When high-profile lawyer Janhavi Gadkar rammed her Audi into a taxi in Mumbai, allegedly
causing the death
of two people, her blood alcohol level was six times the legal limit.
But police did not arrest her on the spot. Instead, they detained her and arrested her after producing her in a court the next day.
This was one of a growing number of instances involving drunk women, who may pose a danger to themselves and others, wherein policemen were confused about the law governing the arrest of women.
Retired Supreme Court judge Deepak Verma said the police in Mumbai followed procedures as best as they could.
“They did not arrest her but only detained her. After she was produced in a court, she was arrested. As long as a woman officer was present, this is the correct way,” he said.
The law is clear, even if people are not clear on it. Women can be arrested at night, provided the circumstances are exceptional, by a woman police officer with prior permission from a judicial magistrate.
The confusion is understandable as the law does not make it clear whether a woman must also be arrested by a female officer during the day. It is also unclear what procedure the police will follow when there are no women officers on duty as was the case with Gadkar.
Some feel women should not be allowed to take advantage of the exceptions in law carved out for their security.
Senior advocate Rebecca John said: “A woman is entitled to the protection that the law gives her…which came about due to innumerous cases where the fairer sex had been compromised by those entrusted with it but not abuse it as a privilege.”
John said protection is not the same as privilege and those committing serious crimes must be treated equally, regardless of gender.
Under the Motor Vehicles Act, a person convicted of drunken driving can be given a jail term of up to six months. Causing death while driving inebriated can attract a charge of culpable homicide that can entail imprisonment of up to 10 years.

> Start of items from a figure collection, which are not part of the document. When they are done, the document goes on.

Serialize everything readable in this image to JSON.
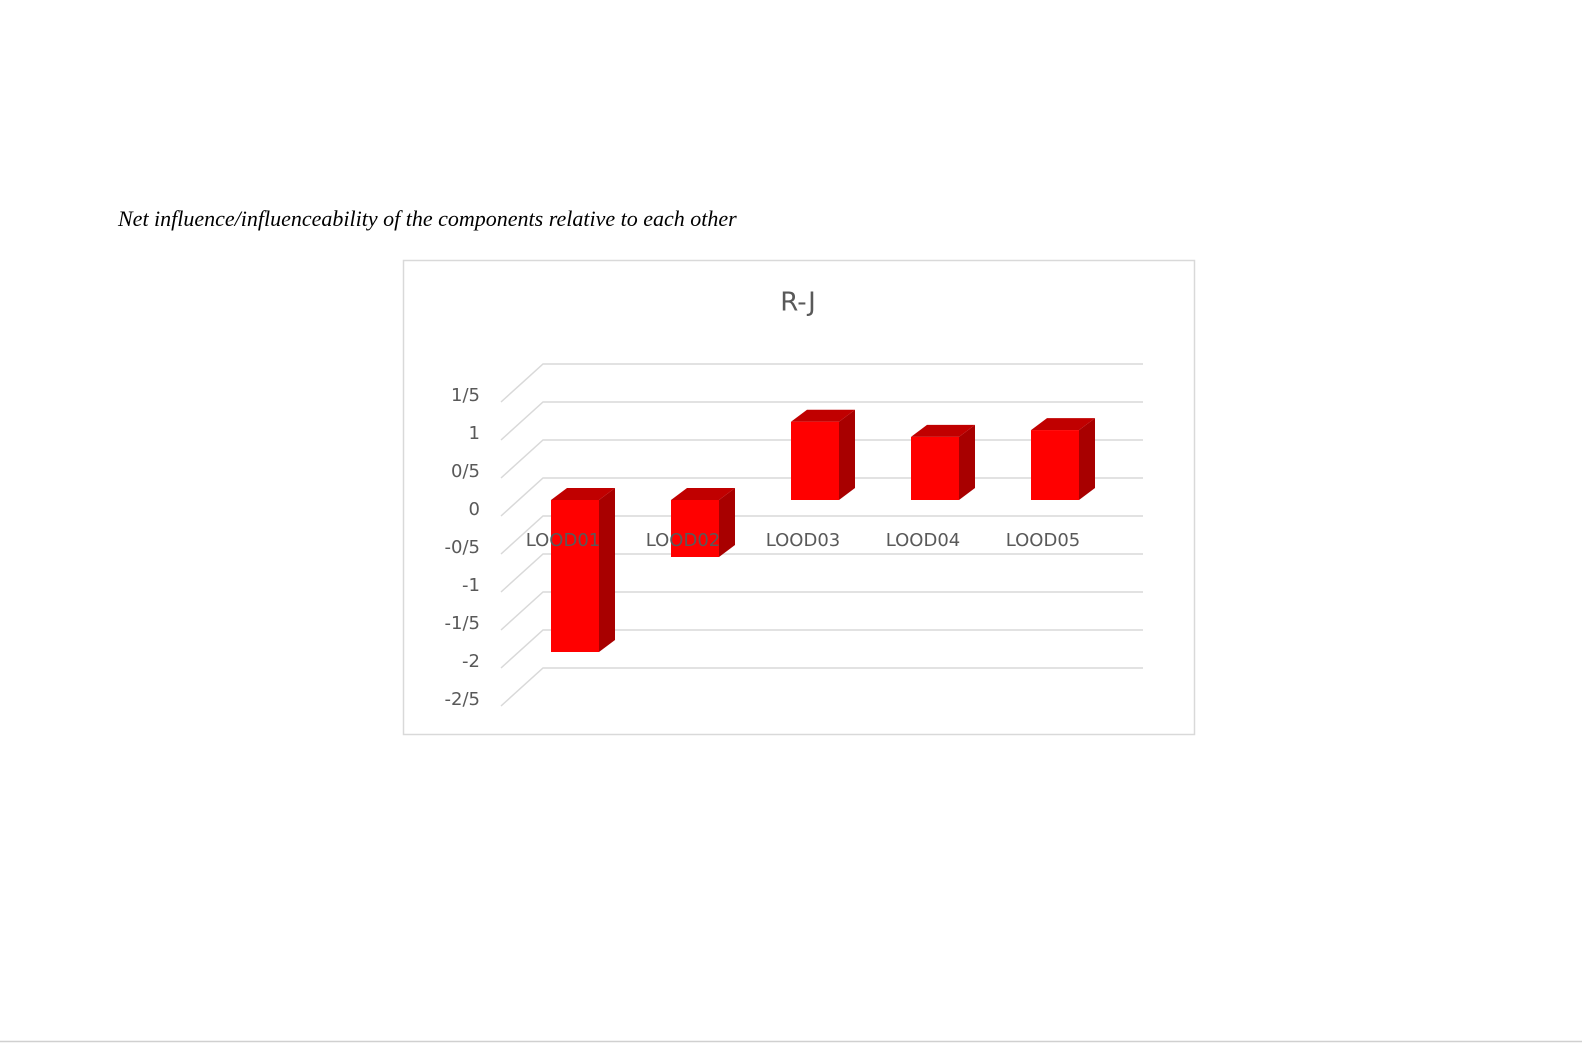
{
  "caption": "Net influence/influenceability of the components relative to each other",
  "chart_data": {
    "type": "bar3d",
    "title": "R-J",
    "categories": [
      "LOOD01",
      "LOOD02",
      "LOOD03",
      "LOOD04",
      "LOOD05"
    ],
    "values": [
      -2.0,
      -0.75,
      1.03,
      0.83,
      0.92
    ],
    "color": "#ff0000",
    "ylim": [
      -2.5,
      1.5
    ],
    "yticks": [
      {
        "value": -2.5,
        "label": "-2/5"
      },
      -2,
      {
        "value": -1.5,
        "label": "-1/5"
      },
      -1,
      {
        "value": -0.5,
        "label": "-0/5"
      },
      0,
      {
        "value": 0.5,
        "label": "0/5"
      },
      1,
      {
        "value": 1.5,
        "label": "1/5"
      }
    ],
    "grid": true
  }
}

Gadkar’s case may well be an echo of the 2010 case of Nooriya Haveliwala, a US national who was given a five-year jail term after being convicted of mowing down two men in a drink driving incident, and more recently, the case of Aarti Shetty who was booked for drink drinking in 2012.
Haveliwala was sentenced to five years in jail in 2012 but the Bombay high court granted her bail four months later.
In Shetty’s case, one person was killed and three others were injured. She was booked under Section 304 (a) of the Indian Penal Code (causing death by negligence) that carries a maximum jail term of two years. With the case pending in court, she is currently free on bail.
Experts believe Gadkar’s case should not centre round the accused’s gender.
“She is entitled to the protection given by the law to women but is not entitled to any special privileges simply by the fact of her gender,” John said.
In Delhi , getting away with drink driving may be easier if you're a woman. The traffic police prosecuted a total of 5,523 people for the offence through special drives this year, but only a dozen offenders were women.
The fact that the traffic police department has only four women inspectors out in the field may have something to do with this.
Special commissioner of police (traffic) Muktesh Chander said gender is not a criterion for prosecution but the presence of women officers is preferred when women are stopped for checks - especially late at night and for breathalyser tests - to avoid any legal hassles.
Hindustan Times spoke to several traffic policemen deployed for the special drives and they said tests were generally conducted very late at night and police often let women go even if they were seemingly drunk.
Traffic experts pointed to the larger problem.
"Especially in cities like Delhi, many women drink and drive just like men do but the repercussions for them are not as severe because of various social issues. A woman is somehow never suspected of mischief. Even at late-night pickets, if you have a woman sitting with you in a car, you are rarely stopped," said Suraj Sinha, a traffic expert working with road accident victims.